Core inflation is evolving favorably. In annual terms, headline inflation ticked up 20bps to 4.9%. Annual inflation has been above the 3% target since early 2021. Inflation averaged 4.8% during 1Q25, similar to the 4.9% estimate in the 1Q IPoM. Core inflation ticked down 20bps to 3.7%, the lowest rate since August last year. Core goods inflation dropped 0.2% MoM and 2.8% YoY%, while core services dipped 20bps to 4.3%. Core inflation averaged 3.9% during the quarter, 10bps below the IPoM scenario. Volatiles rose 0.6% MoM, boosted by food items, and resulting in an annual increase of 6.8% (+60bps). Sequentially, the annualized headline inflation accumulated over the last quarter reached 6.3%, while core pressures came in at a low 1.7%, down from a recent 5.6% peak in the October ’24 quarter.
Our Take: Core inflation dynamics appear well-behaved. We expect consumer prices to rise between 0.1% and 0.3% in April (4.5% YoY).
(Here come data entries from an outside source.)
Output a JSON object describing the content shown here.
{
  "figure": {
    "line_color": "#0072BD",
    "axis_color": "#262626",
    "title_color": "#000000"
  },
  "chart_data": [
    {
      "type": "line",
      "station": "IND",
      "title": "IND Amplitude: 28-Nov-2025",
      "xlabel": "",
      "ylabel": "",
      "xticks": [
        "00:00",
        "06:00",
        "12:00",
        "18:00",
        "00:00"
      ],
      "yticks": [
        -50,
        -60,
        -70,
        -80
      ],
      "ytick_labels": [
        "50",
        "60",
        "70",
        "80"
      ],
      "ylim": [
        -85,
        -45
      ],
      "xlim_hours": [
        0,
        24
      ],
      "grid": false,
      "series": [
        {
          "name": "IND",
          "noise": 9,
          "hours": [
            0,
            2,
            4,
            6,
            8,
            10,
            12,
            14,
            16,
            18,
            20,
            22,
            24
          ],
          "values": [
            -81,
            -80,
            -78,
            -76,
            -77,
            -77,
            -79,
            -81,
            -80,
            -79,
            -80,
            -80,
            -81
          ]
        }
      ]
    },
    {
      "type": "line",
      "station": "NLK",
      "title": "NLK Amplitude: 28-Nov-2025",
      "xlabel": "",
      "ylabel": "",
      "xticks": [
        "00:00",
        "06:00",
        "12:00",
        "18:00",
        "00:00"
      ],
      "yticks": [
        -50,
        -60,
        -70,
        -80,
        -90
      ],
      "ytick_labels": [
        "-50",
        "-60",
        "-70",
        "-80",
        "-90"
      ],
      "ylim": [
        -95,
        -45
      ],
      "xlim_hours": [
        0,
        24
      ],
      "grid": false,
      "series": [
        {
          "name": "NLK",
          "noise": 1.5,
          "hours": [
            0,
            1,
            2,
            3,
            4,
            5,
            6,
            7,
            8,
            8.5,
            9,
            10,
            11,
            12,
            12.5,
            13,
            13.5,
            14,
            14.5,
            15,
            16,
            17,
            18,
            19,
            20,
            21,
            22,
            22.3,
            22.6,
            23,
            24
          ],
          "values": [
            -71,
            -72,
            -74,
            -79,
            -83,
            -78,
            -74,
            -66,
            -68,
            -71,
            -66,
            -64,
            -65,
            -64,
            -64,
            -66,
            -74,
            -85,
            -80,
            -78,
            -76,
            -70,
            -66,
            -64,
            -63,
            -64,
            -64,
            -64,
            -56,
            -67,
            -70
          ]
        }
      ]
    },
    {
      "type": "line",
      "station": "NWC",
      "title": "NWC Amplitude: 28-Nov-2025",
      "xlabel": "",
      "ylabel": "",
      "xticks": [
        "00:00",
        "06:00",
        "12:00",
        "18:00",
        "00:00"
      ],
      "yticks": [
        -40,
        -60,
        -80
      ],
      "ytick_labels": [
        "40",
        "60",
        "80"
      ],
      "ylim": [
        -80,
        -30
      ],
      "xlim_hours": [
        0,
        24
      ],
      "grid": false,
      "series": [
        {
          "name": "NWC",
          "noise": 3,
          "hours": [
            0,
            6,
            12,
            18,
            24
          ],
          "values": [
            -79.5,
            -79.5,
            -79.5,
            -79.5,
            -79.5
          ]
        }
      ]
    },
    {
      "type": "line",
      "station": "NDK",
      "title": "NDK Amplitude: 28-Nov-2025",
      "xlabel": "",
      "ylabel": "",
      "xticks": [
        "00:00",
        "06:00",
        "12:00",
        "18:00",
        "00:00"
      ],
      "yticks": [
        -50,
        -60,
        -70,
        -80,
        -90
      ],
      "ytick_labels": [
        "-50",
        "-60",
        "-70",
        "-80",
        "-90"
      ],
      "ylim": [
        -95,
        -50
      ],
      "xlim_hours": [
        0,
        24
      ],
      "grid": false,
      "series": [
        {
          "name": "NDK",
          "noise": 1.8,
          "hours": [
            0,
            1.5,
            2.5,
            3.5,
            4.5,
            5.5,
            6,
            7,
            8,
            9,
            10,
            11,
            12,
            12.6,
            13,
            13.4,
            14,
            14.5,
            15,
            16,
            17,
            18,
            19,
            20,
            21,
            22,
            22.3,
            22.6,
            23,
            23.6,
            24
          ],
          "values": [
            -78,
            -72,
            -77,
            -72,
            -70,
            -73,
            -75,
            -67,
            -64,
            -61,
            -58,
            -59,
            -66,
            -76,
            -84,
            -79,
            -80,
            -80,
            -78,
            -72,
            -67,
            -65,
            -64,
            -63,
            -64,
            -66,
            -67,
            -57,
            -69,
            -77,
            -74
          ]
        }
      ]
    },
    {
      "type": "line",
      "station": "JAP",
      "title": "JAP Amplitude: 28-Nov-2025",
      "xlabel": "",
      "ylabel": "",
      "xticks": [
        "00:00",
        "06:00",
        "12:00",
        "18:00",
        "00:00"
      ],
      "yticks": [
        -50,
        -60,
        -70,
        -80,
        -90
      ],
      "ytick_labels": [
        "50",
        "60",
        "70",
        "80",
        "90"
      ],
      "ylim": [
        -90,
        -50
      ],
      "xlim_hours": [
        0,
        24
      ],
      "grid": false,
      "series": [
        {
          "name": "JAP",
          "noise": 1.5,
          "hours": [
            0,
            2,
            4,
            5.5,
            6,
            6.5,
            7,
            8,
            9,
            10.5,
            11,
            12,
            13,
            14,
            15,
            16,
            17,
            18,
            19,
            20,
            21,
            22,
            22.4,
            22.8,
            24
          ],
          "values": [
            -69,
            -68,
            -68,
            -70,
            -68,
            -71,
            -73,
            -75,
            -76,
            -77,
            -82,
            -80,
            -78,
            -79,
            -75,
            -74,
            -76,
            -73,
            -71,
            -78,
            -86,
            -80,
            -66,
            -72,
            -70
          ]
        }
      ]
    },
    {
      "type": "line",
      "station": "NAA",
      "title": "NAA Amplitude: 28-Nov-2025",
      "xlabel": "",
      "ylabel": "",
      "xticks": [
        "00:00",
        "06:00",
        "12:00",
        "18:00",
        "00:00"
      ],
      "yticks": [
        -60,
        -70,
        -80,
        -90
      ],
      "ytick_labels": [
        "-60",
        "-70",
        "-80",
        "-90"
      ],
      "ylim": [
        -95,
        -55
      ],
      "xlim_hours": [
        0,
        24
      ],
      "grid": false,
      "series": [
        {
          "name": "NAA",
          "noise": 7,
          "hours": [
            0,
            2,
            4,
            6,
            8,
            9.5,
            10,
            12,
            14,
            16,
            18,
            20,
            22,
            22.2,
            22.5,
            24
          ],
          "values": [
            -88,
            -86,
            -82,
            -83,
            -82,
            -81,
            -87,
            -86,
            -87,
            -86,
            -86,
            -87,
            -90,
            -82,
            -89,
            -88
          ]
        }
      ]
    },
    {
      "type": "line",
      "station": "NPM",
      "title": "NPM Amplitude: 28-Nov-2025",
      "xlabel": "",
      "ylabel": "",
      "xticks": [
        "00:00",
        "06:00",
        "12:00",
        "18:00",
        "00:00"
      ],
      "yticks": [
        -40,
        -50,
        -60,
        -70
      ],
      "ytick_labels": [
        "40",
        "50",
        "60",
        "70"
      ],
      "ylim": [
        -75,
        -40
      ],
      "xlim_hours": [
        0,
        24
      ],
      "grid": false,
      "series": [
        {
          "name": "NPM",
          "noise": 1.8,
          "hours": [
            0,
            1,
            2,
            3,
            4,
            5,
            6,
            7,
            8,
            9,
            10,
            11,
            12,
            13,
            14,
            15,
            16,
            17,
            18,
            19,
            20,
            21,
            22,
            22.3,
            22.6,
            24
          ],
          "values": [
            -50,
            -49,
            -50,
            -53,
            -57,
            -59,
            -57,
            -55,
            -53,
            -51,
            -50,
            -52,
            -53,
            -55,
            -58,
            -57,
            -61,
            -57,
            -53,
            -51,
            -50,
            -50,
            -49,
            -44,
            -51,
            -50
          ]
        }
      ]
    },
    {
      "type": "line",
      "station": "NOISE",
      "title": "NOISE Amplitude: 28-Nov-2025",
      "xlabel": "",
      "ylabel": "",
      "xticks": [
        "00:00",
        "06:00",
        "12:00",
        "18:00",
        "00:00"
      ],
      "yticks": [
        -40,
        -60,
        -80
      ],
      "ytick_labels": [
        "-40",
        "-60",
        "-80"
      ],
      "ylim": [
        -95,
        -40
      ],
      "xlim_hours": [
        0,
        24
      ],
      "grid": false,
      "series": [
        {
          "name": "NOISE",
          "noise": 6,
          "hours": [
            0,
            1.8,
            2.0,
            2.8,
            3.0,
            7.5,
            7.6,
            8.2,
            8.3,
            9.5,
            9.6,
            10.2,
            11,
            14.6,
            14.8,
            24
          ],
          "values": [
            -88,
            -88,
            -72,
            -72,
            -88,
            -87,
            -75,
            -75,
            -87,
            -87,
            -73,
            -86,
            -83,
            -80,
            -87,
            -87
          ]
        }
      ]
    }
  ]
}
During the second half of the year, a milder electricity price adjustment is likely to materialize (+10bps), the first since January-25. We foresee a YE rate of 4.1%, with core inflation closer to 3.5%. Nevertheless, the effects of lower oil prices, potential trade diversion of ex-US manufactured goods to Chile, and a dent to domestic demand may lead to an even swifter disinflation process, outweighing the effects of the recent depreciation of the exchange rate in the context of low margins for firms. If inflationary pressures and expectations consolidate the downward bias, the central bank will likely implement rate cuts ahead of our 1H26 scenario (to 4.5%).